Just back from a very nice lunch at comfortable and welcoming River Oaks with a couple of wine-tasting friends. Red wines being the theme, we stuck to dishes (mainly) that would complement what we were tasting, so let me dive in right here and say that the appetizer of beef short ribs ravioli, with sauteed wild mushrooms, garlic coulis and sherry emulsion ($8) was (1) perfect for a chilly afternoon, (2) incredibly tender and succulent, and (3) a terrific bargain. Now chef Ben Vaughn is deeply involved with deconstructed food concepts, so this was ravioli in the “new sense,” meaning that rather than being “ravioli,” it was one “raviolo,” and not only that but simply sheets of thin pasta draped over a heap of the melt-in-the-mouth beef. Did we care? I didn’t notice.
One of our party ordered the Caesar salad ($8), which, in the deconstructed sense, appears as a sheaf of hearts of romaine lettuce standing upright within a ring of puff pastry; that’s right, the salad was inside the crouton! So to speak. Another appetizer was the charcuterie plate ($8, another incredible bargain), which brings various rustic sausages, a selection of different cheeses, pickled cipollini onions and grilled flat bread. This serving is so generous that we saved some of the cheese for after the meal, to have with the last red wine and espresso.
Now I hate to be a disappointment to readers of Whining & Dining, but since the three of us were tasting red wines, we all opted for the tournados of beef tenderloin ($15), not very imaginative, perhaps, but certainly appropriate.
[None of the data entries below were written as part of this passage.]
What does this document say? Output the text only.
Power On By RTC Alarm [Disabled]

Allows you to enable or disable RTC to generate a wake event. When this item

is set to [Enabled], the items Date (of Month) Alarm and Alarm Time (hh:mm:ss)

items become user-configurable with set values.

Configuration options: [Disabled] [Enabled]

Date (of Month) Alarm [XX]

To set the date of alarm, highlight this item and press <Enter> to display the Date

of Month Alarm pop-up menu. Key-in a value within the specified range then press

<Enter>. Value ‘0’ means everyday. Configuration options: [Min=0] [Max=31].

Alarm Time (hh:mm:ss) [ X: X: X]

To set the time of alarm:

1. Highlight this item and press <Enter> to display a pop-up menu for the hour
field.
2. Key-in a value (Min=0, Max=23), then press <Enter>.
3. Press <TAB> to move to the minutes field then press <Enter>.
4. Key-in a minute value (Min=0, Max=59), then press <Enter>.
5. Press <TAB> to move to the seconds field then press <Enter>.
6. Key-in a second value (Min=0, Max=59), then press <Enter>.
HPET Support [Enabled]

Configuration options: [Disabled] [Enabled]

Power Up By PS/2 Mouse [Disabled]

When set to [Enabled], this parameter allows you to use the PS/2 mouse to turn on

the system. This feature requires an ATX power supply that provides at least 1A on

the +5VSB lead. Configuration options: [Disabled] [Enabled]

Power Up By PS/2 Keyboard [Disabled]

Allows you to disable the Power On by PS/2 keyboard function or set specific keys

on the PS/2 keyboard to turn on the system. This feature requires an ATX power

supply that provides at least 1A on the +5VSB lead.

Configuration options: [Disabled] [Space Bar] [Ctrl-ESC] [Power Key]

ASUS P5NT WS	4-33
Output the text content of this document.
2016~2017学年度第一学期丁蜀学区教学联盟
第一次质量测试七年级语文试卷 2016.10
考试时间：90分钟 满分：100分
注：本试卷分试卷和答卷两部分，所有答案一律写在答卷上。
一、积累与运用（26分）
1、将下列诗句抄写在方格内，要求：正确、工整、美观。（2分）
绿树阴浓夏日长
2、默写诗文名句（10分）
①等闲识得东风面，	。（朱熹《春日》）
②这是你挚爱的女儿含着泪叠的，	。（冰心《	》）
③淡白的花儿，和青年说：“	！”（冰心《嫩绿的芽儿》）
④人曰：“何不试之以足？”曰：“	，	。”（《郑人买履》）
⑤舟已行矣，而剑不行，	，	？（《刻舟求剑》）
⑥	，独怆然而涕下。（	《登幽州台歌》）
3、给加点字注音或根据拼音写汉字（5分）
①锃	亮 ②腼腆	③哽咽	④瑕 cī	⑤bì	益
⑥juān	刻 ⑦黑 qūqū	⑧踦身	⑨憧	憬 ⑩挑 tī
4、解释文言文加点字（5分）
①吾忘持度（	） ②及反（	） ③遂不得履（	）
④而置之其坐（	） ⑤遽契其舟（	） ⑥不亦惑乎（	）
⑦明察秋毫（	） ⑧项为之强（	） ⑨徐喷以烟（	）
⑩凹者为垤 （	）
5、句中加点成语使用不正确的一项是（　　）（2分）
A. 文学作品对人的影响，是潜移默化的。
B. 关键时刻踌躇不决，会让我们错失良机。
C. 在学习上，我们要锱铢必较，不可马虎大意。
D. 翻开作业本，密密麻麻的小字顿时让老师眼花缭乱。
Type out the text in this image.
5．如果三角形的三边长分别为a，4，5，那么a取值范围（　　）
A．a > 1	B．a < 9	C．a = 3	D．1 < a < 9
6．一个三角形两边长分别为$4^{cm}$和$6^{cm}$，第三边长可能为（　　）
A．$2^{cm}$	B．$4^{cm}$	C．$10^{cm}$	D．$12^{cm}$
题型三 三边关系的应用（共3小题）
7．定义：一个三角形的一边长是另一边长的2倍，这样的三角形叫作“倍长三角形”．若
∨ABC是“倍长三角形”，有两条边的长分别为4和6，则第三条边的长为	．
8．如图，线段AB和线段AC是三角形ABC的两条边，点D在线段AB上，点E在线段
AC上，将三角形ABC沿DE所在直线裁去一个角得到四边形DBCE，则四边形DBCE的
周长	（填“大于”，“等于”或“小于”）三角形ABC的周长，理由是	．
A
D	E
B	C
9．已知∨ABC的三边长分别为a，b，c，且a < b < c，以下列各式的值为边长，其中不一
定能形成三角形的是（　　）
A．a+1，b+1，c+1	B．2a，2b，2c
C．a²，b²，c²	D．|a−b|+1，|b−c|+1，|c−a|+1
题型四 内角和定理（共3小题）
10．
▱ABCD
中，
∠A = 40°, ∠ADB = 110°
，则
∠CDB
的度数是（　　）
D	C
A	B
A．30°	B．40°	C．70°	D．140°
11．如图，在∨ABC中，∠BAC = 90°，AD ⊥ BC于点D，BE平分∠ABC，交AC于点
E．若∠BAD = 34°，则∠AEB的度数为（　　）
The beef, cooked properly to medium rare, came with creamy, glossy mashed potatoes, sauteed baby green beans and a rich and flavorful truffle bordelaise sauce.
So that’s it, three guys tasting red wine and eating like robber barons on a winter night. Too bad River Oaks is so far from Downtown.
River Oaks is at 5871 Poplar, where the Cockeyed Camel used to rock. Lunch is served Monday through Friday, 11 a.m. to 4 p.m.; dinner is 5 to 10 p.m. Sunday through Friday, 5 to 11 p.m. Saturday. Call 683-9305. Menus are available at riveroaksrestaurant.com.
Responses to “Lunch at River Oaks”
November 16th, 2007 at 2:25 pm
That sounds like a great meal. The two times I have eaten there for lunch it has been great but I have not had the indulgent meal that you describe.
Speaking of great meals, I just got back from Spain and have totally fallen in love with tapas. I had fabulous grilled octopus, wonderful Spanish potatoes with hot sauce, great sheep’s milk cheeses. Is anyone in Memphis serving tapas?
November 16th, 2007 at 6:10 pm
Grant, Dish in Cooper Young has great tapas. They used to have an all-you-can-eat special on Tuesdays for $20 (I don’t know if they still have it going on). Dish has a web site if you want to check it out — www.dishmemphis.com.
Fredric, the meal sounds wonderful!
November 17th, 2007 at 12:52 pm
How did I miss Dish? MayMay - thanks so much for the heads up. The menu looks fabulous. I’ll definitely make it there in the next few weeks. After I get back from my white Thanksgiving in St.Paul, I’ll be ready for Mediterranean food.
November 19th, 2007 at 12:24 pm
Truthseeker, seek no more: that was a metaphor; “eating LIKE robber barons on a winter night.”
November 19th, 2007 at 2:09 pm
I was a big fan of Ben Vaughn’s cooking when he was at Yia Yia’s. He had a very interesting tapas bar menu on Mondays, and some great wine-tasting special event menus. Sounds like that same creativity is being featured to good effect at River Oaks.
I’ve heard that Molly Fontaine’s (in the old Cielo location) has tapas too, but I’ve not yet given it a try. Grant, if you go to Dish, be sure to try the lamb chops—some of the tastiest in the city.
November 21st, 2007 at 9:04 am
Cafe 1912 does a 6 course tapas menu for $20 every Monday and Tuesday in the bar. The menu changes every week and can be matched with house wines if desired. This week Chef Tony Gault offered braised rabbit ravioli, venison tenderloin, marinated shrimp with pickled red onion, and amaretto goat cheese cheese cake–all small portions.